Racing The Wind

 

Free at last! Little Eddy Royal and his misbehaving mother, Missy, have been turned out to pasture, so to speak. Eddy turns one-month old in a couple of days and for the first two weeks of his life he, Missy, and Uncle Brumbie were free to roam the 200-acre east meadow. Then, for health reasons, I put the three of them in the 2-acre paddock to limit Missy’s feed. And of course we all know that led in Eddy’s losing battle with the barbed wire fence resulting in he deep chest laceration when he and his mom inexplicably ended up on opposite sides of the fence.

 

 

So after that one week in the big paddock they were downsized into the very small corral that Bob and I hastily constructed from stock panels. These were set up around the stall that is part of the hay barn so the mare and foal shared a space for the past week that is about 24 feet by 48 feet. We’ve had to feed hay every day and Bob’s been packing water to them from the river. And we’ve taken turns shoveling horse poop and soiled straw from their limited confines, twice a day.

 

 

I’ve been visiting Eddy and Missy every morning and evening. I spend at least an hour with them each trip. I clean and doctor Eddy’s wound, clean the corral, flake out hay, and let Eddy out of the corral for a spell to practice feeding on green grass, and to work on his lessons. He is a very smart horse, quick to learn. At 3-weeks he is completely halter broken and will walk, trot and stop at my side when I ask him to. He’s been learning to back up the last few days and yesterday I introduced him to being tied up. I tied him to a firmly set post, snubbed up tight, then let him figure out that he wasn’t stronger than the post. I had to train him to stand while tied because with Bob gone, I need to doctor him by myself. We’ve even been going on some little walk-about. I lead him, or he leads me, into the nearby trees or behind the barn. But Missy, who remains in the corral, gets awful panicky, then Eddy wants to rush the 100 yards or so back to her. At least once a day, sometimes twice if I have time, I let him loose to gallop and hop and kick and cavort all through the tall, green grass. Then he grazes for a bit but quickly gets bored and runs some more, then asks to be let back in the pen with mom.

 

 

His wound is doing well and it doesn’t really need the homeopathic spray I’ve been using to heal any more. Since yesterday I’ve been having a strong inclination to let them back into the wide-open spaces of the east field so Eddy isn’t so bored. And I feel like he is not as muscular as he once was and needs more exercise. I’m sure I could list half a dozen reasons why it might be better for him to be running free, and an equal number for why he should stay corralled.

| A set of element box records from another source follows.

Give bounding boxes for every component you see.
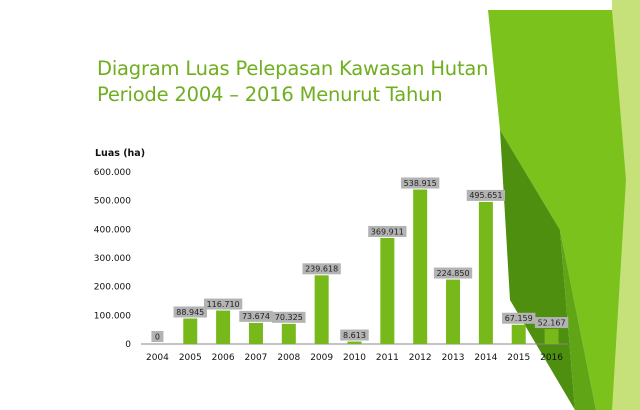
value-label-box [433, 267, 473, 279]
y-tick-label: 0 [125, 340, 131, 350]
y-axis-ticks: 0 100.000 200.000 300.000 400.000 500.000 600.… [94, 168, 131, 350]
value-label-box [466, 189, 506, 201]
decoration-mid-shape [560, 230, 596, 410]
x-tick-label: 2005 [179, 353, 202, 363]
value-label-box [534, 317, 569, 329]
y-tick-label: 500.000 [94, 197, 131, 207]
y-tick-label: 300.000 [94, 254, 131, 264]
bar [248, 322, 263, 344]
value-label: 73.674 [242, 312, 270, 321]
x-tick-label: 2009 [310, 353, 333, 363]
value-label: 116.710 [207, 300, 240, 309]
value-label-box [239, 310, 273, 322]
x-tick-label: 2008 [277, 353, 300, 363]
value-label-box [401, 177, 440, 189]
value-label-box [203, 298, 243, 310]
y-axis-title: Luas (ha) [95, 148, 145, 159]
value-label-box [173, 306, 207, 318]
value-label: 0 [155, 332, 160, 341]
x-tick-label: 2015 [507, 353, 530, 363]
value-label: 88.945 [176, 308, 204, 317]
x-tick-label: 2012 [409, 353, 432, 363]
x-tick-label: 2010 [343, 353, 366, 363]
bar [380, 237, 395, 344]
slide-title-line1: Diagram Luas Pelepasan Kawasan Hutan [97, 57, 489, 80]
bar [413, 189, 428, 344]
x-tick-label: 2011 [376, 353, 399, 363]
value-label: 495.651 [469, 191, 502, 200]
y-tick-label: 600.000 [94, 168, 131, 178]
x-tick-label: 2014 [474, 353, 497, 363]
value-label: 369.911 [371, 227, 404, 236]
value-label: 70.325 [275, 313, 303, 322]
bar [216, 310, 231, 344]
y-tick-label: 200.000 [94, 283, 131, 293]
value-label-box [272, 311, 306, 323]
bar [478, 201, 493, 344]
value-label: 52.167 [538, 318, 566, 327]
bar [314, 275, 329, 344]
value-label: 239.618 [305, 265, 338, 274]
x-tick-label: 2006 [212, 353, 235, 363]
x-tick-label: 2004 [146, 353, 169, 363]
x-tick-label: 2013 [442, 353, 465, 363]
value-label: 538.915 [404, 179, 437, 188]
y-tick-label: 100.000 [94, 311, 131, 321]
bar [281, 323, 296, 344]
x-tick-label: 2016 [540, 353, 563, 363]
value-label-box [302, 263, 341, 275]
value-label-box [340, 329, 369, 341]
slide-title: Diagram Luas Pelepasan Kawasan Hutan Per… [97, 56, 497, 108]
value-label-box [502, 312, 536, 324]
value-label: 224.850 [436, 269, 469, 278]
bar [511, 324, 526, 344]
bar [544, 329, 559, 344]
decoration-green-shape [488, 10, 626, 410]
bar [347, 341, 362, 344]
bar [183, 318, 198, 344]
value-label: 8.613 [343, 331, 366, 340]
x-tick-label: 2007 [245, 353, 268, 363]
value-label-box [151, 331, 164, 342]
value-label-box [368, 225, 407, 237]
y-tick-label: 400.000 [94, 225, 131, 235]
slide-title-line2: Periode 2004 – 2016 Menurut Tahun [97, 83, 443, 106]
value-label: 67.159 [505, 314, 533, 323]
bar [446, 279, 461, 344]
x-axis-ticks: 2004 2005 2006 2007 2008 2009 2010 2011 2012 2013… [146, 353, 563, 363]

But, my intuition has been strongly in favor of turning them loose so tonight, after an extra long schooling session, I took off his halter like usual for a romp, but then let Missy out too. It was somewhat anti-climactic for a while as they grazed their way over to Brumbie and the three of them mostly just ate. I hung out with the herd and pet Eddy as much as I could so he won’t snub me in the future when I try to love on him in the wild.

 

 

After about 20 minutes Missy seemed to figure out she was free and started grazing further and further away from the barn. Eddy seemed to think this was exciting so he started to run and romp and buck his way far out into the meadow with Missy and Brumbie moseying along. I guess Eddy’s antics finally got the best of the grown ups who started trotting after him, shaking their heads and acting playful. This encouraged Eddy to go nuts and he tore around the big field running as fast as the wind. I watched and smiled and waved good-bye as they raced a half-mile off toward the forest. When I got back to the cabin I found Eddy through the binoculars and he was still galloping and rearing and generally just tearing it up. He’s gotten more exercise tonight than in the entire past week of confinement. That just has to be good for him.